Dünyanın en zengin insanı olan 113 milyar dolar servete sahip Jeff Bezos’un şirketi Amazon ise alt şirketlerinden biri olan Prime Video ile bu sektöre adımını atmış durumda. Çoğu insanın bildiğinin aksine Amazon online alışveriş platformu olmaktan çok daha öte bir organizasyon. 415 milyar dolar değeriyle Amazon bugün dünyanın en değerli markası. Amazon serverlardan depolama alanlarına ve big dataya kadar birçok hizmet sunan dev bir bilişim firması. Prime Video ise yine Amazon’un alt şirketlerinden biri olan Twitch ile bağlantılı üyelik sistemi, Amazon üzerinden aldığınız belli başlı ürünlerde ücretsiz kargo imkanı ve ayrıcalıklı indirimler ile beraber sektördeki diğer firmalardan ayrışmakta. Türkiye piyasasına da girmiş olan şirket ayrıca abonelik fiyatının 7,99 tl olmasıyla Netflix’e göre daha ucuz. Bu hamlesinden şu an için Türkiye’deki abonelerinden para kazanamayan firma Netflix’in elinde bulundurduğu kullanıcı kitlesini kendisine çekmeyi hedef almış gözüküyor. Netflix gibi Amazon Original adıyla kendi içeriklerini yayınlayan firma kullanıcılar için Netflix’e en büyük alternatif konumunda.
Netflix’in içerisindeki bolca içeriğe karşın kullanıcıların bir kısmı Prime Video’nun az sayıda içeriği olmasına rağmen içeriklerinin IMDb puanlarının daha yüksek olması sebebiyle Prime Video’nun tercih edilebileceği görüşünde. Prime Video toplam abone sayısını açıklamasa da firmanın 100 milyona yakın aboneye sahip olduğu tahmin ediliyor.

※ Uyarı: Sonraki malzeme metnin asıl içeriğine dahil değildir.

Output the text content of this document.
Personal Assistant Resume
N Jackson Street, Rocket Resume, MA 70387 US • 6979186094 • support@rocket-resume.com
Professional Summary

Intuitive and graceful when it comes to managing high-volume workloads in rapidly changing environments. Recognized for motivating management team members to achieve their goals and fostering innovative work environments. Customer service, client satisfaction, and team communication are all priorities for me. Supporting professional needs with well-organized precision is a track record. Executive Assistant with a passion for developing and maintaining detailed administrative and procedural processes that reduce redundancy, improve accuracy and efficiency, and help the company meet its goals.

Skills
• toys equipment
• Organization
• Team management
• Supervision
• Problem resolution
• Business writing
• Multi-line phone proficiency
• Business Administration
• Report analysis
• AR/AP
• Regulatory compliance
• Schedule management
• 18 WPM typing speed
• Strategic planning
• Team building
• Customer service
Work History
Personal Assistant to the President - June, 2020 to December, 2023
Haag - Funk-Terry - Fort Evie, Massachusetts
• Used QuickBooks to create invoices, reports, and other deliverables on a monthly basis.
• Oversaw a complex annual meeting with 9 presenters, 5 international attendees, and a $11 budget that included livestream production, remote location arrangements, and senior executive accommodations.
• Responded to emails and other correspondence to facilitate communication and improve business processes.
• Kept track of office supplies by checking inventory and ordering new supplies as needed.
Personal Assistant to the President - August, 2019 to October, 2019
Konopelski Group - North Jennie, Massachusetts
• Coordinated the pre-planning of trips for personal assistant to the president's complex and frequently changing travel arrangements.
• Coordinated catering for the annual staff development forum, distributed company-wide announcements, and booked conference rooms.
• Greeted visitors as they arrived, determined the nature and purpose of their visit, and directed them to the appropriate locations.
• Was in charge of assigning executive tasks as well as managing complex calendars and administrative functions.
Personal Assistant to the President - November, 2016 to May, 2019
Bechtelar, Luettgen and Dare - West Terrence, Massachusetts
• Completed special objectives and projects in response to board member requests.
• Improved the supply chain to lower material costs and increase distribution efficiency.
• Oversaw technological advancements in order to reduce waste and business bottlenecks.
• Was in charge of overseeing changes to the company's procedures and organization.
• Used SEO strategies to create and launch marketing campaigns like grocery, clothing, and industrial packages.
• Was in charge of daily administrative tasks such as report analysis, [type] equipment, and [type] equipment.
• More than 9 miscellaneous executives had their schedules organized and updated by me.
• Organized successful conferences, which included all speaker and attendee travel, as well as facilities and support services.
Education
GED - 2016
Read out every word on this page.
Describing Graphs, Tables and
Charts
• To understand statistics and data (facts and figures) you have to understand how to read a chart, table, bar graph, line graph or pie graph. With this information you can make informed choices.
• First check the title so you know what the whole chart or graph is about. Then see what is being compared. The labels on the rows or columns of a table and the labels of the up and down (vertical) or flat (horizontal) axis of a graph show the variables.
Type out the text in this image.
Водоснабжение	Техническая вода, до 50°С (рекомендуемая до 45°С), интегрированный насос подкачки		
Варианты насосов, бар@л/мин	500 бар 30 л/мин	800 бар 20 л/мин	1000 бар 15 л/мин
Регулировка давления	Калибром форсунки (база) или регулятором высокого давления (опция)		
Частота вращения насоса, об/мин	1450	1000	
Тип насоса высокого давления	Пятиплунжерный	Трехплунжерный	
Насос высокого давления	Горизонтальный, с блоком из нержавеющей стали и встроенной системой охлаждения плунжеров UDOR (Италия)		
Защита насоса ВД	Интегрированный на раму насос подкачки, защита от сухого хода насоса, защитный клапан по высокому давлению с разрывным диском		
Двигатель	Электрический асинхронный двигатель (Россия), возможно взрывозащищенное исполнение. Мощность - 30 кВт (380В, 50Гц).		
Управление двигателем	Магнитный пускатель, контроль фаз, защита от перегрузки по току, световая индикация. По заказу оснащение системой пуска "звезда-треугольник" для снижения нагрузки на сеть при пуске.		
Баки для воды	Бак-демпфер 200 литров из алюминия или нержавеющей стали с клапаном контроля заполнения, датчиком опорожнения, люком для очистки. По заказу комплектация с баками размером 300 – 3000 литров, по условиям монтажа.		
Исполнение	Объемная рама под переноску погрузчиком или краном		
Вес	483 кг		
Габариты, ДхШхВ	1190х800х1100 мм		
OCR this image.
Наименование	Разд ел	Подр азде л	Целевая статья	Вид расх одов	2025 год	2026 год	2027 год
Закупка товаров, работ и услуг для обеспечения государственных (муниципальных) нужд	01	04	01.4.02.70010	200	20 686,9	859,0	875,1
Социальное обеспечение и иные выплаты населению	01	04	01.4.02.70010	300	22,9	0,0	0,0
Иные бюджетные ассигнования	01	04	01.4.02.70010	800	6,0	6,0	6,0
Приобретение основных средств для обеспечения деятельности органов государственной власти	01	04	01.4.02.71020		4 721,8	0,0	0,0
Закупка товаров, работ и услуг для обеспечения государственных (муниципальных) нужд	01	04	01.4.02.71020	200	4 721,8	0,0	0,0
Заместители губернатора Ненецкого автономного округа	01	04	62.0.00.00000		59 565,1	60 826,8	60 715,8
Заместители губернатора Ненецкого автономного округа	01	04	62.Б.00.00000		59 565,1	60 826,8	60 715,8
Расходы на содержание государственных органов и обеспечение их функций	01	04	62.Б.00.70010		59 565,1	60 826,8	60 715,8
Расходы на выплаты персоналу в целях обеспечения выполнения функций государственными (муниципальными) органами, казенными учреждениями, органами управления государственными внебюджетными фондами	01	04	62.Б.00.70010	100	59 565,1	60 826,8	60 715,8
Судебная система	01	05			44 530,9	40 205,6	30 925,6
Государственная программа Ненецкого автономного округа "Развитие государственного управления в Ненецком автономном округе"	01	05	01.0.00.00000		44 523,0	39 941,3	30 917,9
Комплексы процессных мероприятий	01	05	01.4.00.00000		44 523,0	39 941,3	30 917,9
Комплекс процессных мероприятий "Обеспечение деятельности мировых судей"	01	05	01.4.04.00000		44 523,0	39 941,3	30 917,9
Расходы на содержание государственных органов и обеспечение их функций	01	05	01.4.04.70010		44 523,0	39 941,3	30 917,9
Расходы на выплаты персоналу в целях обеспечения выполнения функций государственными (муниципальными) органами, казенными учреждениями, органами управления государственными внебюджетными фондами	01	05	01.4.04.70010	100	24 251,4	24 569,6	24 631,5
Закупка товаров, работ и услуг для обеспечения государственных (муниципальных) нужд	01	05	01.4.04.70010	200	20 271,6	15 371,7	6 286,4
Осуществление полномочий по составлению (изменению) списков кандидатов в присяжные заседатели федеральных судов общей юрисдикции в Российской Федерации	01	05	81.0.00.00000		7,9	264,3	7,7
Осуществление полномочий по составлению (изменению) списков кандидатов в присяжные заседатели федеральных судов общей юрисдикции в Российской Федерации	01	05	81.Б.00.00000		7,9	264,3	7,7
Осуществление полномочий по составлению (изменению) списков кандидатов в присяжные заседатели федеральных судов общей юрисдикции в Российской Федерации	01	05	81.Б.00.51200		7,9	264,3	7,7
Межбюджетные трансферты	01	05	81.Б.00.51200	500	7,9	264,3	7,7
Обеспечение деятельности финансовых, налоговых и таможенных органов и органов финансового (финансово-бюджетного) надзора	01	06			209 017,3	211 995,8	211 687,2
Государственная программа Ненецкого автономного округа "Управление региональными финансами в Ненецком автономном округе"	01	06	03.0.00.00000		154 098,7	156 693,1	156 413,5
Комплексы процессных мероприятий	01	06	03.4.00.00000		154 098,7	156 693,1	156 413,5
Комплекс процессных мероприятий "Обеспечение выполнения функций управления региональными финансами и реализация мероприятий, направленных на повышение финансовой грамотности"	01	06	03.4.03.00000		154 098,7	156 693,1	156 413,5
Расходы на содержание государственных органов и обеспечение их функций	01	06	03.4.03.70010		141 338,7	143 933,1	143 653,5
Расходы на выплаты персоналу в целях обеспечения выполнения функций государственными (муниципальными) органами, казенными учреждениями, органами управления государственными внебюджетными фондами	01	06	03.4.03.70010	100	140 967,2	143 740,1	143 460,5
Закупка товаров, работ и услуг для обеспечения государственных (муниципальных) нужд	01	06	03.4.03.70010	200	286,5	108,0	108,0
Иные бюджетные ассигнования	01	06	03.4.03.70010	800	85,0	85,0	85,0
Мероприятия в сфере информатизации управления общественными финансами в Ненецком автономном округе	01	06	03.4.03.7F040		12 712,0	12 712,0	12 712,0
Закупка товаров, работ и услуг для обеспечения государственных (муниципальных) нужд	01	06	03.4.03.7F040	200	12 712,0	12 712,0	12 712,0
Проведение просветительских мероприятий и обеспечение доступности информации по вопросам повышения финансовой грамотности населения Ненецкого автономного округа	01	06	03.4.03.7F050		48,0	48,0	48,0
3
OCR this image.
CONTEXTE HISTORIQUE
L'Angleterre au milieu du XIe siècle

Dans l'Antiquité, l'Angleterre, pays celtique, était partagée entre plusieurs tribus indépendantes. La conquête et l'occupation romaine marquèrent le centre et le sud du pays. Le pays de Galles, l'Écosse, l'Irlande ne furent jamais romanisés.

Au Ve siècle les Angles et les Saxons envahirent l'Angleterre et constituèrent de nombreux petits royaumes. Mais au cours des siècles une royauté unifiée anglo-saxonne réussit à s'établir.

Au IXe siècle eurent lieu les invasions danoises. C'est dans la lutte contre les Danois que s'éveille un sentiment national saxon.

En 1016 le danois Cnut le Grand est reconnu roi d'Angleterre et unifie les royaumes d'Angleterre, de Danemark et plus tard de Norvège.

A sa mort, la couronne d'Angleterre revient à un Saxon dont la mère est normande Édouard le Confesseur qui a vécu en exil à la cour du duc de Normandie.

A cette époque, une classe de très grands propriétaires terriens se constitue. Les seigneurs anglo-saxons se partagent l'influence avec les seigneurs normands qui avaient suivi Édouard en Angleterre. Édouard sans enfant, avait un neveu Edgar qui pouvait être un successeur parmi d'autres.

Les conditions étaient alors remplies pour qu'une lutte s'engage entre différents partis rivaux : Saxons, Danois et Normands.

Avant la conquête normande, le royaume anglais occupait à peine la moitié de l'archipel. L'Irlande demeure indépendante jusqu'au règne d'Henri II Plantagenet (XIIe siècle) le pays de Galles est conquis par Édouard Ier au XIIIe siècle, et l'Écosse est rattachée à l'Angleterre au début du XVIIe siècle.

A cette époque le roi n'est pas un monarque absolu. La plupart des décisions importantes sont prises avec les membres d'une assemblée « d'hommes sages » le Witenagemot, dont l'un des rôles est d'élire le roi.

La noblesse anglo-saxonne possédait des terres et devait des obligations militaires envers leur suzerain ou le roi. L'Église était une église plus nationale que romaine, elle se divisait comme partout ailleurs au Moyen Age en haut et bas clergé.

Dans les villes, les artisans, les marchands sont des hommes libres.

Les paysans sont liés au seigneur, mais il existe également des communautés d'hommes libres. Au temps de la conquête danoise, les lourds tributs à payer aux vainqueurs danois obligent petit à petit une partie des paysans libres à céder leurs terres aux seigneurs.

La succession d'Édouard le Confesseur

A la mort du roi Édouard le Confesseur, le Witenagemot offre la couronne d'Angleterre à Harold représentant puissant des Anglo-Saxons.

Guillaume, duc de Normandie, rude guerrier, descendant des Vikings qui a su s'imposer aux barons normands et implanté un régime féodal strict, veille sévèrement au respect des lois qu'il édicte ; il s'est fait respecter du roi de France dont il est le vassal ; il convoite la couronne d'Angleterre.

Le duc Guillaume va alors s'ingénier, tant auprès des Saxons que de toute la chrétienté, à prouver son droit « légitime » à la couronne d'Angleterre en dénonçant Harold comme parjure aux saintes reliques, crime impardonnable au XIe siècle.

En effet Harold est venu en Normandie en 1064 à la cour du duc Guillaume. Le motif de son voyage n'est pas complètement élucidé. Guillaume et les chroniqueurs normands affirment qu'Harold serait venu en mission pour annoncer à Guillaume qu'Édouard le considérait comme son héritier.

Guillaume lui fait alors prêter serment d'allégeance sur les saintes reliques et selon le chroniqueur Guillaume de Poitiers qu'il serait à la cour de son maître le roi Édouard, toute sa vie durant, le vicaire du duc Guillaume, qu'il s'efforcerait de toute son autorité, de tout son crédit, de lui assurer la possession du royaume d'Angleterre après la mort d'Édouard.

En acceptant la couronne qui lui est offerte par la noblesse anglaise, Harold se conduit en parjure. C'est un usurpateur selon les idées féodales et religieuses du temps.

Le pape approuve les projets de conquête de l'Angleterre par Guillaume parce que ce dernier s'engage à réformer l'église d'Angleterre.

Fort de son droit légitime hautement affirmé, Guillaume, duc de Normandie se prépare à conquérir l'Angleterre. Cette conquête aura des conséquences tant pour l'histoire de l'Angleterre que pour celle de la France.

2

Bu rekabet ortamında yalnızca Netflix ve Amazon Prime Video değil, birçok diğer oyuncu da sektördeki payını artırmak için stratejik adımlar atmaktadır. Disney+, Apple TV+, HBO Max, Hulu ve Paramount+ gibi platformlar giderek daha fazla ülkede erişime açılmakta, yerelleştirilmiş içeriklerle kullanıcıların ilgisini çekmeye çalışmaktadır. Özellikle Disney+, Marvel, Pixar, Star Wars ve National Geographic gibi büyük markaların içerik haklarına sahip olması sayesinde, kısa sürede geniş bir kullanıcı tabanı oluşturmayı başarmıştır. 2020 yılı sonunda Disney+’ın abone sayısı 86 milyona ulaşmış, bu da platformun Netflix’in ciddi bir rakibi haline gelmesini sağlamıştır.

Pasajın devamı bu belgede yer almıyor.